On a remote German hilltop, 25 miles from Berlin lies a graveyard that has proved equally challenging to archaeologists. Gross Fredenwalde’s Mesolithic cemetery is one of the oldest in Europe, with its earliest burial dating back 8,500 years-dating it to a time of transition when the hunter-gathering lifestyle was being challenged by early farming.
Mesolithic graves were usually isolated because of the nomadic lifestyle of hunter-gatherers. But Gross Fredenwalde shows a concentration of graves in one place, gradually established over time. It is Europe’s earliest mass cemetery.
The burials seem to reflect the changing times, showing a gradual inclusion of early farmers as well as hunter-gatherers.

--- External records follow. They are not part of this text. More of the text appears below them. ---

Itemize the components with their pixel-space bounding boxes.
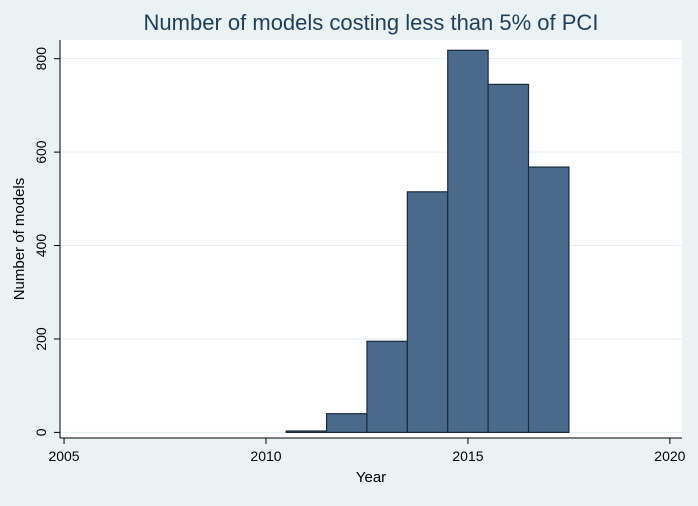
chart-title: Number of models costing less than 5% of… [144,10,599,35]
y-tick-label: 200 [33,327,49,351]
gridlines [60,58,682,433]
y-tick-label: 800 [33,47,49,71]
y-tick-label: 400 [33,234,49,258]
bars [285,49,570,433]
y-ticks: 0 200 400 600 800 [33,47,60,436]
x-ticks: 2005 2010 2015 2020 [48,438,686,464]
bar-2012 [325,413,368,433]
y-tick-label: 0 [33,428,49,436]
bar-2013 [366,340,408,433]
x-tick-label: 2020 [654,448,685,464]
x-tick-label: 2005 [48,448,79,464]
axes [59,40,682,439]
bar-2015 [447,49,489,433]
x-tick-label: 2010 [250,448,281,464]
y-axis-title: Number of models [11,178,28,301]
bar-2014 [406,191,449,433]
x-axis-title: Year [356,469,386,486]
y-tick-label: 600 [33,140,49,164]
bar-2016 [487,83,530,433]
bar-2017 [527,166,570,433]
bar-2011 [285,430,328,433]
x-tick-label: 2015 [452,448,483,464]
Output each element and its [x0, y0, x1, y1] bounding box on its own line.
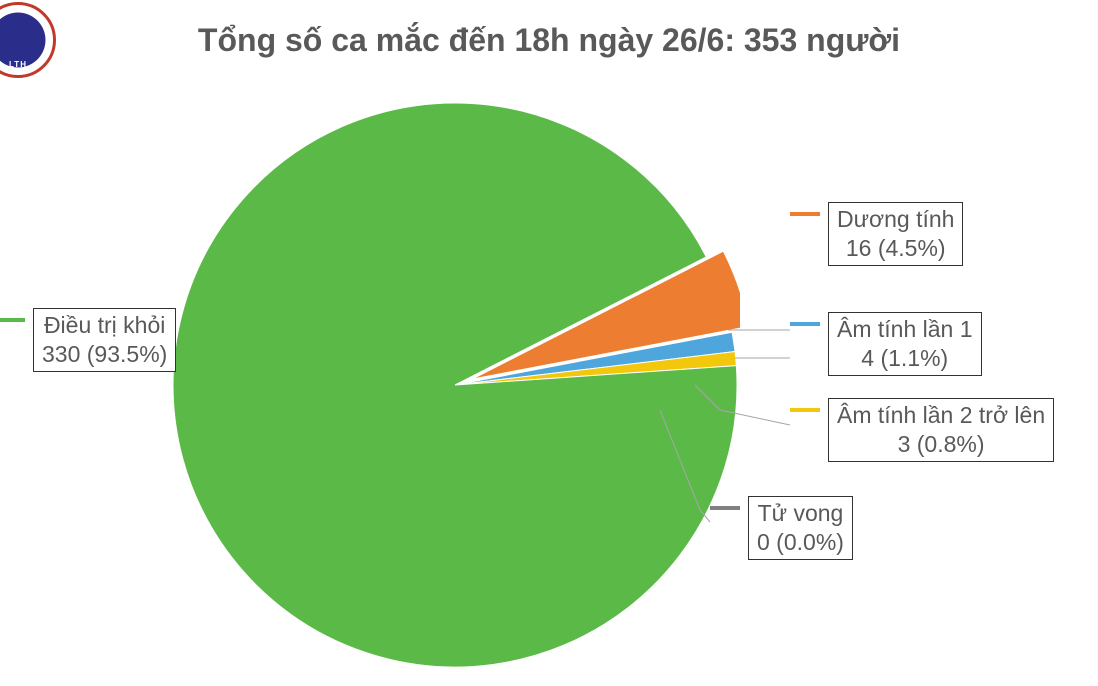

The oldest burial is that of a six-month-old baby. Traces of red ochre on the child’s bones and in the soil around the grave indicate that the corpse was decorated with the pigment as per Mesolithic burial custom. But analysis of the DNA of the remains and pottery types suggest that later burials belonged to both foragers and farmers who migrated to the area bringing new ideas to the region.
But the most intriguing burial is that of the only adult male found in the graveyard. Buried 7,500 years ago, archaeologists have established he was in his 20s and probably a flint knapper judging from the tools he was buried with and the lack of any wear and tear on his bones. What they cannot explain is the method of his burial, which was vertical rather than horizontal. Based on gnaw marks on the upper body, it is believed that initially he was buried to his knees, leaving his flesh exposed to predators and the elements-a possible example of excarnation, a common Mesolithic practice. Once this process was complete, the grave goods were added and the body fully covered by earth. But the reason for this unprecedented burial remains a mystery.